First, in selecting sequences to study, Delatorre and Bello excluded those with mutations associated with antiretroviral resistance,[21] an aspect that according to several authors does not affect phylogenetic reconstruction of HIV-1, and that enables a more accurate estimate of the evolution of the infection.[36,37] Second, in selecting the best coalescent model, they ran Markov chain Monte Carlo for only 50 million generations,[21] which might interfere with obtaining an effective sampling size of >250, the value considered reliable for analysis.[27] Finally, they did not consider the epidemiologic history of the Cuban epidemic and overlooked the first studies that described circulation of subtype B in Cuba based on samples from patients diagnosed with HIV-1 infection as early as 1986.[11,35]
Estimated evolutionary rates indicate a rapid dynamic in HIV-1B viral populations.
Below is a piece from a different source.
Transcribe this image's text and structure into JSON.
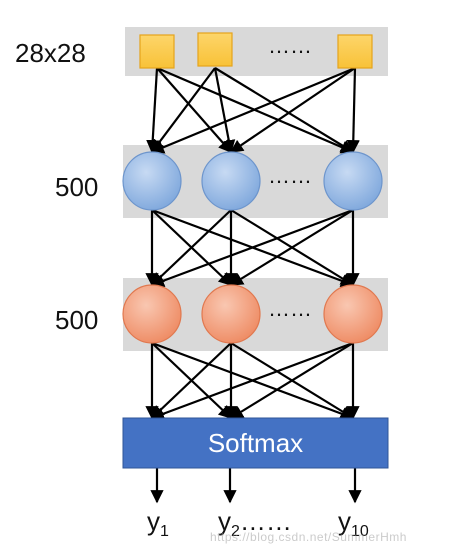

These figures may be overestimated due to the short time frames and presence of mutations that can be a common in intraspecific analysis of evolutionary rates.[38] The evolutionary rate obtained in our study is within the range described for other HIV-1B populations in the world.[20,21,39–42] This high evolutionary rate may be due to the fact that the region of the pol gene that codes for PR and RT enzymes is subject to selective forces, unsurprisingly, since these proteins are involved in functions in the viral replication cycle, such as infectivity and replication.[43] However, Pagán and Holguín also described a high degree of genetic conservation in the pol gene, which contradicts the high evolutionary rate found.[20] This coexistence may be the result of multiple mutations in a small number of sites located on the HIV-1 pol gene,[44] and the fact that, to be functional, these proteins require complete preservation of at least two-thirds of their sequences.[45,46]
CONCLUSIONS
Our results suggest multiple introductions of HIV-1B into Cuba in the late 1970s, predominantly strains from North America and Europe. These results underline the importance of maintaining, reviewing and updating the molecular epidemiology of HIV-1 in Cuba, due to the virus’s rapid evolution and implications for the Cuban Ministry of Health’s National STI/HIV/AIDS Program.